Нажатие кнопки. Проигрыш. Химеры Собора Парижской Богоматери скалят свои заостренные личины. Еще нажатие. Проигрыш. Мечеть в Медине пронзает его своими лазурными минаретами. Остались последние деньги. Еще возможна удача. «Помоги!» – молит он Господа. Нажатие кнопки. Колючие и пушистые, как чертополохи, главы Василия Блаженного. Выигрыш. Не упустить ускользающую «синусоиду судьбы». Нажатие кнопки. Красно-золотые драконы буддийской пагоды. Снова выигрыш, крупный, счастливый. «Синусоида» плещет, как сверкающая, бьющая в сердце волна. Нажатие кнопки. Витражи и шпили готического собора в Кельне. Снова выигрыш. Надо бросать игру. Удача недолговечна. Сложить в бумажник толстую пачку купюр, и скорей на воздух, в реальный мир, в блеск и шелест проспекта. Не уйдет. Нажатие кнопки. Легкий и хрупкий, словно оледенелый дождь, Миланский собор. Проигрыш. Снова проигрыш. Барабаны вращаются, как дьявольский разноцветный волчок, как размытое скоростями изображение мира.

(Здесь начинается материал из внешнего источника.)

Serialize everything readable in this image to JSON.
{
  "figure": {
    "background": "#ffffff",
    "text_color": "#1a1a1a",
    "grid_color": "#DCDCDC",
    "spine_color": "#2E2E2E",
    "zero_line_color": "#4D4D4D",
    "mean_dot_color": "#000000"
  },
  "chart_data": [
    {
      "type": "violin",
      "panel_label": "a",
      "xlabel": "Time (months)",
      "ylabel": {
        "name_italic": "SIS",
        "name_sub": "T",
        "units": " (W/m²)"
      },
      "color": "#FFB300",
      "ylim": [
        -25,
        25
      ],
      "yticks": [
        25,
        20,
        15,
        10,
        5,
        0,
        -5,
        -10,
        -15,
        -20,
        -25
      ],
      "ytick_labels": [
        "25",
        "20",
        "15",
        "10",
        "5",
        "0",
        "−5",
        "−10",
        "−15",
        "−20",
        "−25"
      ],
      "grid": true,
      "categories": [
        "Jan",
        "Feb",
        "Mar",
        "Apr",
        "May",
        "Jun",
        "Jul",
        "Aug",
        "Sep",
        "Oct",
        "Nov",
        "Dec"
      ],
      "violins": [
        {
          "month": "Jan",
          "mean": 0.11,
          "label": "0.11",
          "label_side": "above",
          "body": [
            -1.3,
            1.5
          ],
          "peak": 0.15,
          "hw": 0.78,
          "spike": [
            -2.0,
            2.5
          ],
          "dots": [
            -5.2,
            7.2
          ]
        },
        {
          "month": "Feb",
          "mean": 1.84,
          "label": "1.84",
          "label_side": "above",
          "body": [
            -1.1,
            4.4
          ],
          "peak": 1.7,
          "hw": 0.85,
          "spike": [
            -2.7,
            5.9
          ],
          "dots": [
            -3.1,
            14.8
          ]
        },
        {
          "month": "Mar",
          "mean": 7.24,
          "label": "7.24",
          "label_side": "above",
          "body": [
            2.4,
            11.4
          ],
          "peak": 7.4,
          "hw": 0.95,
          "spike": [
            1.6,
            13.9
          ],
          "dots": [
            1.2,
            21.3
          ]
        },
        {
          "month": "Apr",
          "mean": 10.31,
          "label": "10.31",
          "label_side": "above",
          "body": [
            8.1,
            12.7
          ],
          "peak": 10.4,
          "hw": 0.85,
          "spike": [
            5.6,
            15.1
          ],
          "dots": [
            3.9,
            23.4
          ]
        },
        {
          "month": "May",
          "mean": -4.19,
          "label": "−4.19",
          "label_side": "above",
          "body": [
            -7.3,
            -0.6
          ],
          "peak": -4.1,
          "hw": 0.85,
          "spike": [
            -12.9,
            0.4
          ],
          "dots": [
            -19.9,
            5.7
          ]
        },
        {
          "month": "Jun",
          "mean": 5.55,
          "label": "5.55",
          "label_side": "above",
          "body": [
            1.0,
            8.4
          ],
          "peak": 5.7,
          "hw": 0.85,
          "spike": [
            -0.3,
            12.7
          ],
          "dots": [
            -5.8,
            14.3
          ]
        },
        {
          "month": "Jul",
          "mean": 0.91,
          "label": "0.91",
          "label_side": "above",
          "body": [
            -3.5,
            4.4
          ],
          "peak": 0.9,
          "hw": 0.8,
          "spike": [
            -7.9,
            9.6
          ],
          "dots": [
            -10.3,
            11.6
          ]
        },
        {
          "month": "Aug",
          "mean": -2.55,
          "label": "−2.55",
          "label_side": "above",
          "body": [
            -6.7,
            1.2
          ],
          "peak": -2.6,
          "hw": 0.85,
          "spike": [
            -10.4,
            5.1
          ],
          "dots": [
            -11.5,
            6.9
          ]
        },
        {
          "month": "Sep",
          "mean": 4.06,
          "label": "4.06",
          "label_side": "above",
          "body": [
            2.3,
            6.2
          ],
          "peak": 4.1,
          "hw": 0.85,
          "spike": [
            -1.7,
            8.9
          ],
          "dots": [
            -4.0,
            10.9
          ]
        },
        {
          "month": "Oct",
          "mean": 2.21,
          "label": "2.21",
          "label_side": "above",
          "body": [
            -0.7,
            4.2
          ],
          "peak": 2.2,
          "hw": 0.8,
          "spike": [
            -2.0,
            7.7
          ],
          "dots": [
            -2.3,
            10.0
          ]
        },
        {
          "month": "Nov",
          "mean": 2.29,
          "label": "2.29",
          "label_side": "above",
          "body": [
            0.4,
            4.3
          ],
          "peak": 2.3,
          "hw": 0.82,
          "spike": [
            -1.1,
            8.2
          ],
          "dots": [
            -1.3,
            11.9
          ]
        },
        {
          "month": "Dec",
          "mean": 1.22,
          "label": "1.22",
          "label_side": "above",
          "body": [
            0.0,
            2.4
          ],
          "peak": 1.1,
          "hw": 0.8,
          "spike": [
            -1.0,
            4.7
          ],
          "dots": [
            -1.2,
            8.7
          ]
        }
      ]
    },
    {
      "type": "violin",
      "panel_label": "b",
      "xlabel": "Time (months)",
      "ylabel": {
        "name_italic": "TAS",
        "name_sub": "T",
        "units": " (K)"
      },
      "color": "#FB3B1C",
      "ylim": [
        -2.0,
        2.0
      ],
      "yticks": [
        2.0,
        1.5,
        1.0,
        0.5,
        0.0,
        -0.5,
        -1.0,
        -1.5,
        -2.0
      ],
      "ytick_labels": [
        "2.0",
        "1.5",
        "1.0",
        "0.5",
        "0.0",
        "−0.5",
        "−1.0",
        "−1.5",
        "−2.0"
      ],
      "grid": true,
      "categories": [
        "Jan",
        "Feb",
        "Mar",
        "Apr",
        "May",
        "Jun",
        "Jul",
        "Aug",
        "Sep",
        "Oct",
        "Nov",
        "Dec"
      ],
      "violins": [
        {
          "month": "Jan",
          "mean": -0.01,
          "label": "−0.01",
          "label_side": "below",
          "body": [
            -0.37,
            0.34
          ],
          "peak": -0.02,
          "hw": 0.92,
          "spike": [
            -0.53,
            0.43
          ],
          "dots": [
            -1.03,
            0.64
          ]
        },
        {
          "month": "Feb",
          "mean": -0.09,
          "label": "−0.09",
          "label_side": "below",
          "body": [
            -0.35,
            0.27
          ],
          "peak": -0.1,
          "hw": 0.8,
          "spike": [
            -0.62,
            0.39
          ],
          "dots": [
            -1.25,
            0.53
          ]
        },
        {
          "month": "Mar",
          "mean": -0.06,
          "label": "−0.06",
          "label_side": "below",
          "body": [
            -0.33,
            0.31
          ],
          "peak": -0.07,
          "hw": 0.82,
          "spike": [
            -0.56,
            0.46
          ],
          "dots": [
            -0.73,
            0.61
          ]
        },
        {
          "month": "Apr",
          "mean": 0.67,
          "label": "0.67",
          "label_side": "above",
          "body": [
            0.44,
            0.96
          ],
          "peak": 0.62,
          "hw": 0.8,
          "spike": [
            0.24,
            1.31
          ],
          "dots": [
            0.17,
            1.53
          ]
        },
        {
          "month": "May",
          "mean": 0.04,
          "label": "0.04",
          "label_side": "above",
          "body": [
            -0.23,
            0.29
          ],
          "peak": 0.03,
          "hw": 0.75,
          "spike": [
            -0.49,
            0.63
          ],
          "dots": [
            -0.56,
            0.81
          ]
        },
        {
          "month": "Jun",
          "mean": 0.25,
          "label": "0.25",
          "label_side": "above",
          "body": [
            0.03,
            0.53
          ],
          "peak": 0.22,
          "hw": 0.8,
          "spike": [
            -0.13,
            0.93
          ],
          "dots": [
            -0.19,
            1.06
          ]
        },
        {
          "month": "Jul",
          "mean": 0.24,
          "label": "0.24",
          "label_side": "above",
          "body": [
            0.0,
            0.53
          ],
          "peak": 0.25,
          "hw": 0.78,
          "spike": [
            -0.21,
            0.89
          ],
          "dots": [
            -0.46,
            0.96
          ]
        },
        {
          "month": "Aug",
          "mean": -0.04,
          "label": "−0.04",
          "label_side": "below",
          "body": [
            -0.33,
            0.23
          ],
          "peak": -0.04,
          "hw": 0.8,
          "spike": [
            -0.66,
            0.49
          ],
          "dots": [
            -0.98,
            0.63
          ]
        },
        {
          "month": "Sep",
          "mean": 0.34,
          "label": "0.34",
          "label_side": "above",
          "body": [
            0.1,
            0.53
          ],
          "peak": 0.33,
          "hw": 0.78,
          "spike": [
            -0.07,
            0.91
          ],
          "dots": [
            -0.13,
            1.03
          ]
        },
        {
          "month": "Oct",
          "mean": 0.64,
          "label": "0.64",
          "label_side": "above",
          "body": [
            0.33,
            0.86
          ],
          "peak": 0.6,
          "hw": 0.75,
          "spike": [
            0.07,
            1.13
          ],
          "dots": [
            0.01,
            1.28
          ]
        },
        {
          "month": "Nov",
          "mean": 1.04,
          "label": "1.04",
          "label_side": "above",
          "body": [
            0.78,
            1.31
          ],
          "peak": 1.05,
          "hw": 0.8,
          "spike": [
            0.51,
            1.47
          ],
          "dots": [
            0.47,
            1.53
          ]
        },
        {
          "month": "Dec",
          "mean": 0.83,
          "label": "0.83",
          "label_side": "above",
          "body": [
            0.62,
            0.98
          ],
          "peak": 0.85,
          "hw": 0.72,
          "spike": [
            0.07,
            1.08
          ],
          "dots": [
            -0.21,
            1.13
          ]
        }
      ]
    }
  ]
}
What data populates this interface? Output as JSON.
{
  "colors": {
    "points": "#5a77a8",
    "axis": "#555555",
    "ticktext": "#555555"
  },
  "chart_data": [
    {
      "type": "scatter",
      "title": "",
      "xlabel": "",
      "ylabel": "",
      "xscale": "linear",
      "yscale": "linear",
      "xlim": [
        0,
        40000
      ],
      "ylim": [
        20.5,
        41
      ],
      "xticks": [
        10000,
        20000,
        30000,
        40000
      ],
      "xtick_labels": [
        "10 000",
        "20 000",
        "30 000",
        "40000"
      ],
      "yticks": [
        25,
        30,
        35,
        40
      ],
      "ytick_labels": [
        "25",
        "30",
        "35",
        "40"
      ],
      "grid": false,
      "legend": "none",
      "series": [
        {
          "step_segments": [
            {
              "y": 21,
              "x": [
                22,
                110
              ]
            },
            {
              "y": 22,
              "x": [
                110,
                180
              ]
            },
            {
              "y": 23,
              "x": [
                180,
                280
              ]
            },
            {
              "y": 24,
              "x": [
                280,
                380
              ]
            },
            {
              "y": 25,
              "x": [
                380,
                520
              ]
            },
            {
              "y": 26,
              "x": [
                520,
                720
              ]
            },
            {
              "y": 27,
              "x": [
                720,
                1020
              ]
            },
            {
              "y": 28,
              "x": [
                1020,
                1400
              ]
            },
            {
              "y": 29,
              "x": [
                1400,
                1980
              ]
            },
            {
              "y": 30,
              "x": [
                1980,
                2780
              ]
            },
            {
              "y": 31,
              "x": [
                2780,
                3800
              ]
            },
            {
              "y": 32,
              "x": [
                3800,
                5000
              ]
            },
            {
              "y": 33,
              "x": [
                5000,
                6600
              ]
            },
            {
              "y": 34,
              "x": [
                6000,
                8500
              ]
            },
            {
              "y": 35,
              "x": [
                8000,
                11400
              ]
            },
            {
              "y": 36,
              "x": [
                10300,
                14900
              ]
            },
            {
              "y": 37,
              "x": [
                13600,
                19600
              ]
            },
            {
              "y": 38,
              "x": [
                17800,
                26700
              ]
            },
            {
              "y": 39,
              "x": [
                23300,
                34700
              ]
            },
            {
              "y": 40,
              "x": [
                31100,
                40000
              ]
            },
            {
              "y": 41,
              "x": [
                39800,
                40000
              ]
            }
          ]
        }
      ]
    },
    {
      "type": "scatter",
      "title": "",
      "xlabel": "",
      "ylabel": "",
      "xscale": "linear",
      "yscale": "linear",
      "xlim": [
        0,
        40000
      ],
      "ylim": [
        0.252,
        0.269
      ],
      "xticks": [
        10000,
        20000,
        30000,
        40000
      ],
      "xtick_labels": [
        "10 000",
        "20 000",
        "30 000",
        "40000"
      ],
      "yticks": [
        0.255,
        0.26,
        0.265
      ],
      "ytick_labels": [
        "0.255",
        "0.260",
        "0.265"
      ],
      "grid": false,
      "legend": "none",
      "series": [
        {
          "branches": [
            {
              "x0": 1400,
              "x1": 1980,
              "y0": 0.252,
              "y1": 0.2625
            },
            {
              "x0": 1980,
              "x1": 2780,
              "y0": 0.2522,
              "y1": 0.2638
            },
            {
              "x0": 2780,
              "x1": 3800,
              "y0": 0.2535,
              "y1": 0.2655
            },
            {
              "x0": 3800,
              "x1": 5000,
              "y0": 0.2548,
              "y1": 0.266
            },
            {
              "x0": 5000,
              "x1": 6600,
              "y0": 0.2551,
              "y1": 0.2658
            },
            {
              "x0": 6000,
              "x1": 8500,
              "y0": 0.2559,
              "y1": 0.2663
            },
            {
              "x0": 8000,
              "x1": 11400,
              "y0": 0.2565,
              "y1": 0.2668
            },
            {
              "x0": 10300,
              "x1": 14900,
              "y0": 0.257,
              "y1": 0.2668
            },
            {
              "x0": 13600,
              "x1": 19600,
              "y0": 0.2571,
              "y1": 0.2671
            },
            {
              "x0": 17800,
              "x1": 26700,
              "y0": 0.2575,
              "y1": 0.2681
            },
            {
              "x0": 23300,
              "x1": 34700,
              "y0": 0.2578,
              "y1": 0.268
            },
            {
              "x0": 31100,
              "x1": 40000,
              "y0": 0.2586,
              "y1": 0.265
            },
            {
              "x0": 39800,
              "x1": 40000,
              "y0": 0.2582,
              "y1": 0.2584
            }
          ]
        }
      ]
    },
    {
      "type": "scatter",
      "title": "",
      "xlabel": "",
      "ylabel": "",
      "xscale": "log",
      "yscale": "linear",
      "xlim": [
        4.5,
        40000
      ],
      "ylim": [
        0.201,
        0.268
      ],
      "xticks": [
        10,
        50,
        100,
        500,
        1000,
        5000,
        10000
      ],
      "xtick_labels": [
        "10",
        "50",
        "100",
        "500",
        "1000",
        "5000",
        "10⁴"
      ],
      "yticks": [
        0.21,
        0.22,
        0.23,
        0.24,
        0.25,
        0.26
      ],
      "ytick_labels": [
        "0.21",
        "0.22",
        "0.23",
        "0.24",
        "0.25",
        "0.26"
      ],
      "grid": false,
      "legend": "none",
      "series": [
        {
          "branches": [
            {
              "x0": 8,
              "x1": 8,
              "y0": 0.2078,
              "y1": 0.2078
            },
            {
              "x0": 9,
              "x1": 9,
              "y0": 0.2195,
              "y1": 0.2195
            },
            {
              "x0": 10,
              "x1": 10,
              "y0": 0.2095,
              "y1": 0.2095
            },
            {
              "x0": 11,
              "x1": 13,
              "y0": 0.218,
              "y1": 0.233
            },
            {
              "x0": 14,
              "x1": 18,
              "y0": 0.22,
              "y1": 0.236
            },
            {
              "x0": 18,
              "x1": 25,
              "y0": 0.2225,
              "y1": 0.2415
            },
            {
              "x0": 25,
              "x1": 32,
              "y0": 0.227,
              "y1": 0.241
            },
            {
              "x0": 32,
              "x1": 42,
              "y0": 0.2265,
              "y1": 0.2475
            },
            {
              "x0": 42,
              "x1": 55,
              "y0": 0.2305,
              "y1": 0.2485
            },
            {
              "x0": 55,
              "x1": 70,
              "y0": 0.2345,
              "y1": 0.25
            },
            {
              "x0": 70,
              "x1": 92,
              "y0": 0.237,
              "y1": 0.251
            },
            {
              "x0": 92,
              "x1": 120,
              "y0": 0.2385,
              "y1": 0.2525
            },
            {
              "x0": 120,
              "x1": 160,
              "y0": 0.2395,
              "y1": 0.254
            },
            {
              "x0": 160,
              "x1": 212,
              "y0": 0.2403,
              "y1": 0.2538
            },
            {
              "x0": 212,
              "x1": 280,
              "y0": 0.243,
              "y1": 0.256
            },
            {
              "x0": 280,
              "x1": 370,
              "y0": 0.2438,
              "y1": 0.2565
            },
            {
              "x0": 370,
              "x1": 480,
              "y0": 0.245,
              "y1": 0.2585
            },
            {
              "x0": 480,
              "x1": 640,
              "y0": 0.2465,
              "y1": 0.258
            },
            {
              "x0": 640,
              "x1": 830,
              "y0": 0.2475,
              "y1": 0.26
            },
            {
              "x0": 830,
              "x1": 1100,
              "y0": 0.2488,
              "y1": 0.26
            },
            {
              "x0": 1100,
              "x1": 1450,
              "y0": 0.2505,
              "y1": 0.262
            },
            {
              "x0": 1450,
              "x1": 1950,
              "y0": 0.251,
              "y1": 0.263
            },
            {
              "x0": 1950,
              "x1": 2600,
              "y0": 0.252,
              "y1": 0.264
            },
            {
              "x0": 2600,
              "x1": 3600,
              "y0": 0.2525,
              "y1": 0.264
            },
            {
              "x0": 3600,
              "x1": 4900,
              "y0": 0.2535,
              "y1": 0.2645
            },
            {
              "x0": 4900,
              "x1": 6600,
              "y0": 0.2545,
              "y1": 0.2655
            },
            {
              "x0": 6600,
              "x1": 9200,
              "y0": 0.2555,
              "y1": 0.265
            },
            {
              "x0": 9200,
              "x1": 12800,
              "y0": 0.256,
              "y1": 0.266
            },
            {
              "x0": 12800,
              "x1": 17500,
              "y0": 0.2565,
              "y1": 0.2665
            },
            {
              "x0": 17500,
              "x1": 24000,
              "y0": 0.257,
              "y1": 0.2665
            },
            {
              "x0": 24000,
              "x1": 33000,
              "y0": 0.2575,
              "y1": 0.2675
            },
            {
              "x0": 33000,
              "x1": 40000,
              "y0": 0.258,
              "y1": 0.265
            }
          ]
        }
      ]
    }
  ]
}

Электронные цифры, как скачущие пузырьки, показывают, что осталась последняя малая толика. «Помоги!» – молит он, теперь не Бога, а дьявола, понимая, что открывает душу страшным, разрушительным силам. Нажатие кнопки. Разноцветный взрыв. Огромная бездонная попасть открылась в душе, куда он проваливается, пролетает вспять сквозь свои прожитые годы, сквозь юность, детство, младенчество, сквозь свой эмбрион, пульсирующий в материнском чреве, сквозь свои архетипы, – быка, рыбу, бабочку, прозрачную амебу. Влетает в первичную, неодушевленную материю, в разбегающуюся россыпь молекул и атомов, планет и галактик. В ревущей трубе, в которую дует страшное, владеющее Вселенной чудовище, изображенное Доре на иллюстрации к Дантовому «Аду», происходит его новое, кармическое воплощение. Он становится игральным автоматом, нарядным стеклянным ящиком, где в прозрачной витрине выставлен набор нарядных купюр. Доллары, марки, юани. Рубли и английские фунты. Лиры и японские иены. Новенький автомат занимает место рядом с другими, подобными. Владелец игорного дома, чей брат воюет в отряде Басаева, с изумлением узнает о появлении новой машины. Обходит ее, приближая смуглое горбоносое лицо. Старается выяснить страну-изготовителя. Находит надпись: «Гонконг».
РЕКВИЕМ ПО АТОМОХОДУ «КУРСК»
Атомная лодка «Курск» в бетонном ложе сухого дока страшна и беспомощна, как огромный чудовищный орган, вырванный из чрева умертвленной цивилизации, – непознанная, ускользнувшая, осталась в океане, среди рассолов, таинственных течений, гулов необъятных глубин. И теперь по этому черному, скользкому, в сукровице и слизи органу станут определять сущность и природу исчезнувшего, недоступного для глаз существа. Оружейники, металлурги, баллистики, специалисты по теории взрыва, криминалисты, прокуроры, разведчики – уже побывали на лодке. Исследовали ее, как патологоанатомы исследуют мертвое тело, как археологи изучают всплывшую Атлантиду, как астрономы обозревают огромный, прилетевший из Космоса болид. Теперь их нет, – только расхаживает вдоль черного непомерного тулова караул матросов, пролетает в тучах белая чайка, валяются на бетоне сигаретный окурок и обломанный, оброненный бутон красной гвоздики. Из-под сырого моросящего неба с морским душистым ветром вхожу в носовой пролом лодки, как в зев железного, выдранного из горы туннеля, где дует непрерывный ледяной сквозняк преисподней.